En aquel mismo año (1939) en que redacta Cuesta su nota sobre Gide y Montaigne, publica otra sobre La Fontaine, redescubierto entonces por Jean Giraudoux. Y si por un lado celebra cómo éste ``les restituye a las fábulas de La Fontaine su candidez poética y su brillo natural'' después de siglos en los que los moralistas, pese a sus reservas, las habían destinado a sus propósitos edificantes, por otro imagina lo que podría descubrirse en las fábulas vistas con los ojos de Nietzsche y Lautréamont, es decir, el ``placer sacrílego'' que tales miradas revelarían en tanto que ambas, cada una a su modo, constituyen reivindicaciones de esa radiante ``animalidad'' de lo humano contra la que el moralismo había conspirado.
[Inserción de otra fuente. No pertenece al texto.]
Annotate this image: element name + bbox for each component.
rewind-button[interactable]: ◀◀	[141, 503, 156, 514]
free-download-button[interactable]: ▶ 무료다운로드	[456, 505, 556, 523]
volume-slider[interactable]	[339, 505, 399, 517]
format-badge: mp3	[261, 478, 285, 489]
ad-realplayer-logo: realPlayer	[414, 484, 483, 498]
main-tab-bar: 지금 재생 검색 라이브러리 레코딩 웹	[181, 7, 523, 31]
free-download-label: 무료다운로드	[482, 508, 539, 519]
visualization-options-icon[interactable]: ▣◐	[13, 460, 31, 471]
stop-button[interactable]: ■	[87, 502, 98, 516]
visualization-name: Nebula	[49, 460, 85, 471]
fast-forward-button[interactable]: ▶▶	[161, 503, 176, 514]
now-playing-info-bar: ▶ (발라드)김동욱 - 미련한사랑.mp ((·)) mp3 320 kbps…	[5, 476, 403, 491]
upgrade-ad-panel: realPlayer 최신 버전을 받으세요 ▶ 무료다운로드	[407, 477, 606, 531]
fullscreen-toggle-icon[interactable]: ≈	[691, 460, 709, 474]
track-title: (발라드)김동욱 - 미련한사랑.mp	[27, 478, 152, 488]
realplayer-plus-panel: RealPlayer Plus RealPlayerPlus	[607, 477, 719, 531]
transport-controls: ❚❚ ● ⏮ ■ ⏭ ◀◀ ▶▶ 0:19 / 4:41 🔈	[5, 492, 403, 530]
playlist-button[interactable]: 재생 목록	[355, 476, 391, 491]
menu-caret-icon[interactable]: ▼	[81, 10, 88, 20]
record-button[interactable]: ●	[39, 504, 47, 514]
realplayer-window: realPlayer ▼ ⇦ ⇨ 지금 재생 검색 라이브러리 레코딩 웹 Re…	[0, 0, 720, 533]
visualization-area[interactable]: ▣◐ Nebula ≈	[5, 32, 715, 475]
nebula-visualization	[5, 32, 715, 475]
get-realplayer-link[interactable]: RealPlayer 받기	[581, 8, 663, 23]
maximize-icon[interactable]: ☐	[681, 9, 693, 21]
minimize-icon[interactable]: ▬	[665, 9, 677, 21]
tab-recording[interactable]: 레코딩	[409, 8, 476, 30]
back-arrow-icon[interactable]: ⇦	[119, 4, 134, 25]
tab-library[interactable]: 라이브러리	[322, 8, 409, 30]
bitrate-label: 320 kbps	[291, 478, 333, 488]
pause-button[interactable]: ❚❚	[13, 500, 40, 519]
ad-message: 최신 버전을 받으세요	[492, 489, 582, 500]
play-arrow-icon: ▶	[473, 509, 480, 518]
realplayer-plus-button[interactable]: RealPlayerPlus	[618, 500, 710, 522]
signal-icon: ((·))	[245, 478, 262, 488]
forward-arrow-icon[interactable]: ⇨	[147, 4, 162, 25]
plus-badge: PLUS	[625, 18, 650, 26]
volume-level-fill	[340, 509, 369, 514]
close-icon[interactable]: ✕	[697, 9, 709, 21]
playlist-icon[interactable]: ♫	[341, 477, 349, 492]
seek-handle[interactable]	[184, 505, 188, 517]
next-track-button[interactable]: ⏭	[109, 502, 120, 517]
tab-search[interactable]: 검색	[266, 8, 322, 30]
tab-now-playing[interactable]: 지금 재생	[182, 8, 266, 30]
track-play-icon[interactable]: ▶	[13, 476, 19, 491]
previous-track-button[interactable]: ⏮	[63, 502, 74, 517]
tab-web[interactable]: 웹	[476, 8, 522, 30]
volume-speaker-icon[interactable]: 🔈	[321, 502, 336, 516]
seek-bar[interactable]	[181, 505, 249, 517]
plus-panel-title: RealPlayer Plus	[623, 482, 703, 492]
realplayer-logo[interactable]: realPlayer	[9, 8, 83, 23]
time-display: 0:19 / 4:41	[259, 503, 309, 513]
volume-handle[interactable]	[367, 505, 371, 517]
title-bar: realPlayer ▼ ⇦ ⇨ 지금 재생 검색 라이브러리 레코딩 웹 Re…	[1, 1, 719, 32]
Aquí, como en su referencia a Montaigne, se nos aparece en pleno ejercicio del espíritu dionisiaco que había recogido de Nietzsche, a quien, por cierto, dedica dos artículos publicados ese mismo diciembre de 1939. Fresco, pues, como lo tenía en mente, puede captar el contenido peligroso y desafiante de las fábulas y entregarse a paladear la experiencia carnavalesca y crítica de Giraudoux que, despojando al fabulista de su corteza moral, le ofrecía un bocado picante y sabroso, justamente porque agraviaba tanto la tradición y el orden como la sensibilidad de los revolucionarios de entonces que, puritanos al fin, se regocijaban con la sangre de sus víctimas. Pues aquellos animales de las fábulas sólo son seres humanos de noble estirpe que cultivan, en medio no del bosque sino de la vida civil, las virtudes de ``la indolencia, la inconstancia, el amor al sueño y la despreocupación'', esto es, ``virtudes de un reino moral superior'', cuyo descaro ofende por igual a ambos, tradicionalistas y revolucionarios.

Esplende aquí lo dionisiaco, aunque de pronto, desconcertándonos de nuevo, recule y nos diga que el reino de las fábulas es apenas una creación mitológica y, por ende, como lo estimaban los teólogos, ``un error'', toda vez que se trata de un ``error'' considerar una libertad de los sentidos en una razón sin rigores. Como si, en efecto, la danza alegre de Dionisos sólo fuese posible en el delirio de Nietzsche o en ``el jardín de la alucinación'' de La Fontaine. ¿Admite aquí Cuesta la grandeza y, a la vez, la imposibilidad de lo dionisiaco? Tal parece que abre las puertas para que el dios habite en él y hable por él; pero dado que se trata ya de un cuerpo a punto de desvencijarse, el dios semeja a alguien que recorre una isla desierta en espera de un milagro que no ha de darse, pues poco le faltaba a Cuesta para ser recluido y beber hasta las heces aquello que veía venir: esa locura ``tibia, blanda, extensa'' que acabará resolviendo la oscilación entre lo apolíneo y lo dionisiaco, que era en él como estarse midiendo siempre con su contrario, con esa nada que constituyó ``la ocasión y el nido del defecto'' que fue.